New research from IHS Automotive suggests there will be many more autonomous cars on the road in the next few decades than they previously thought.
The automotive research firm forecasts that there will be nearly 21 million vehicles with some degree of autonomy sold globally in 2035 alone. This is a much higher estimate than IHS has made previously, and they cite the research and development by companies both inside and outside of the automotive industry.
IHS is projecting that in the 19 years leading up to 2035, there will be nearly 76 million autonomous vehicles sold.
“Global sales of autonomous vehicles will reach nearly 600,000 units in 2025,” Egil Juliussen, Ph.D. and director of research at IHS Automotive, said in a news release.
“Our new forecast reflects a 43% compound annual growth rate between 2025 & 2035 – a decade of substantial growth, as driverless and self-driving cars alike are more widely adopted in all key global automotive markets.”
The firm also predicts that the United States will be the earliest adopters of autonomous vehicles, especially as ride sharing and car sharing programs gain popularity in the country. Japan could be another site for investment into the industry as they prepare for the 2020 Summer Olympics in Tokyo, when autonomous vehicles will likely be on the market worldwide.
IHS has taken in all sorts of research before making this prediction.

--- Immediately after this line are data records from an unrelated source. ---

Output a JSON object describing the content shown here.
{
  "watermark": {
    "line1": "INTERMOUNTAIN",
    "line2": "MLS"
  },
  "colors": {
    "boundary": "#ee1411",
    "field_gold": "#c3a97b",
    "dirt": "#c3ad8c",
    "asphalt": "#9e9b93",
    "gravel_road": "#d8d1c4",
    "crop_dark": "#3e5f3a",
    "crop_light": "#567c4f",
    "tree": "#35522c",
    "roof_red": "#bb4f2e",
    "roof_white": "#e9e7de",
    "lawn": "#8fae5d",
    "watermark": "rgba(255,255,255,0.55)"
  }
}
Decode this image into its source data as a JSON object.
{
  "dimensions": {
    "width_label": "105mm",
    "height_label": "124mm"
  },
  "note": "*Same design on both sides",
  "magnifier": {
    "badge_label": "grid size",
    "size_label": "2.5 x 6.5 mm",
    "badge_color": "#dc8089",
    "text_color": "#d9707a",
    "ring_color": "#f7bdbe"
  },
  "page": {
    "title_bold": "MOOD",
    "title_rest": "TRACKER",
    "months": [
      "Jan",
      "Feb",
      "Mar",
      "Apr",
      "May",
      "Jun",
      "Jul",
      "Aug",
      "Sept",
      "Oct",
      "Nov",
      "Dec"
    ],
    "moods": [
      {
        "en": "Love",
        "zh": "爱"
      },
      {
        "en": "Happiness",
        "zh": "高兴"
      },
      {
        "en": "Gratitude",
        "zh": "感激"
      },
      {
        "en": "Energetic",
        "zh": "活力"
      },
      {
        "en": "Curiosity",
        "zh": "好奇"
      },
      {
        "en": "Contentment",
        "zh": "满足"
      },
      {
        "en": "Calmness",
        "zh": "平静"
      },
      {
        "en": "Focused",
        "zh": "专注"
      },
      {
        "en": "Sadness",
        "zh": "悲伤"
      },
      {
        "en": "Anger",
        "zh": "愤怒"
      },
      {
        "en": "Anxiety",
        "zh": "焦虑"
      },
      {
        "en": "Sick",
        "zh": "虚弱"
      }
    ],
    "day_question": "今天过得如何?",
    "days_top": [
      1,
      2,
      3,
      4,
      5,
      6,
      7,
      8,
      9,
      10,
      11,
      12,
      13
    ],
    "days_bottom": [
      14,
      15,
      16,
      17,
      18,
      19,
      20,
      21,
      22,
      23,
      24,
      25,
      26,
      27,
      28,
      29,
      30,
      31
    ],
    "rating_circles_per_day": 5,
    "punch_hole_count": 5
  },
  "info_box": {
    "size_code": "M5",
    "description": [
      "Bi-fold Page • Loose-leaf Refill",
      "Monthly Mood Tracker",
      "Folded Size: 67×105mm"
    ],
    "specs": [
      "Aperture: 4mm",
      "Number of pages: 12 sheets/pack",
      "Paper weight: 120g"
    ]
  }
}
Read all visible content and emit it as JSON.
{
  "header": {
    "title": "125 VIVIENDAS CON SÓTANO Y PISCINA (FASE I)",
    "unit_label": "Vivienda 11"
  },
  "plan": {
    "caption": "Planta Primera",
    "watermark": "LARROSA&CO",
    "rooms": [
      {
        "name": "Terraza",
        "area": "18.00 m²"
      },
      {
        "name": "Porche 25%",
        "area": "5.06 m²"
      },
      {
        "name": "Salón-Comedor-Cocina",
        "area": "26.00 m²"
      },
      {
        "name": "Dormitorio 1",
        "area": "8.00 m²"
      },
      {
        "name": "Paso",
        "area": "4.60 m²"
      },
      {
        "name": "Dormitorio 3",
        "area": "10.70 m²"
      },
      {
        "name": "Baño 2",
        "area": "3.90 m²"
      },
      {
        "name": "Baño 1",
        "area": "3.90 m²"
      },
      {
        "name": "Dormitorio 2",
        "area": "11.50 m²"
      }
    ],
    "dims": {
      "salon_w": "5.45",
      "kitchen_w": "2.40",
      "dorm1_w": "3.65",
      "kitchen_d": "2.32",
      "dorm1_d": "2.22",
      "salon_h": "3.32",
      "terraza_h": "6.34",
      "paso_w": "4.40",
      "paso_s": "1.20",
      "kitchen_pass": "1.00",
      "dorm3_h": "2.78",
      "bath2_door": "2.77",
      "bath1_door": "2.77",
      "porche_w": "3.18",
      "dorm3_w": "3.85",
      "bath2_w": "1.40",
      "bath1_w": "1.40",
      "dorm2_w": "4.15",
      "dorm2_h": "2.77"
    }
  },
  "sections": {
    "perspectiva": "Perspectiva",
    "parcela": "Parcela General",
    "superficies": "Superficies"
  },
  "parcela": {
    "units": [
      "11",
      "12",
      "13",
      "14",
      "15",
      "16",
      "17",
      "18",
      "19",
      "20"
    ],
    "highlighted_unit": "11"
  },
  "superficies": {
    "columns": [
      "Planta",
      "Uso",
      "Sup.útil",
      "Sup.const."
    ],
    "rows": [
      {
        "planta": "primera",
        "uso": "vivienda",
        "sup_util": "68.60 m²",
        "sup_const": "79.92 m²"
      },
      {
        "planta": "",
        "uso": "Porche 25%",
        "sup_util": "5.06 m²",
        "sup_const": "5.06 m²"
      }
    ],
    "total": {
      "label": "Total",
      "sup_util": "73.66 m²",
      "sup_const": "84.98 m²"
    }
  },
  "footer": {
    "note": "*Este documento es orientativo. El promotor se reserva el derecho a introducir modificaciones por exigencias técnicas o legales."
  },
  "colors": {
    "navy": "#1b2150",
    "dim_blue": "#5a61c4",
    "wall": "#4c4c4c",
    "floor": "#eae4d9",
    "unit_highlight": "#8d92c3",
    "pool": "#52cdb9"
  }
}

They cite “discussions and initiatives among [automotive] OEMs and their suppliers, between OEMs and ridesharing companies, technology company initiatives and increased investment in autonomy and mobility by other entities as well.”
While the United States will most likely adopt the technology first, with more than 4 million autonomous vehicles projected to be sold in 2035, IHS expects China to be a dominant region for these vehicles.
As the single largest market for technology, China will have a projected 5.7 million autonomous vehicle sales in 2035, IHS predicts.
“Future mobility will connect and combine many different modes and technologies, and autonomous vehicles will play a central role,” said Jeremy Carlson, principal analyst at IHS Automotive.
“IHS expects entirely new vehicle segments to be created, in addition to traditional vehicles adding autonomous capabilities.
Consumers gain new choices in personal mobility to complement mass transit, and these new choices will increasingly use
battery electric and other efficient means of propulsion.”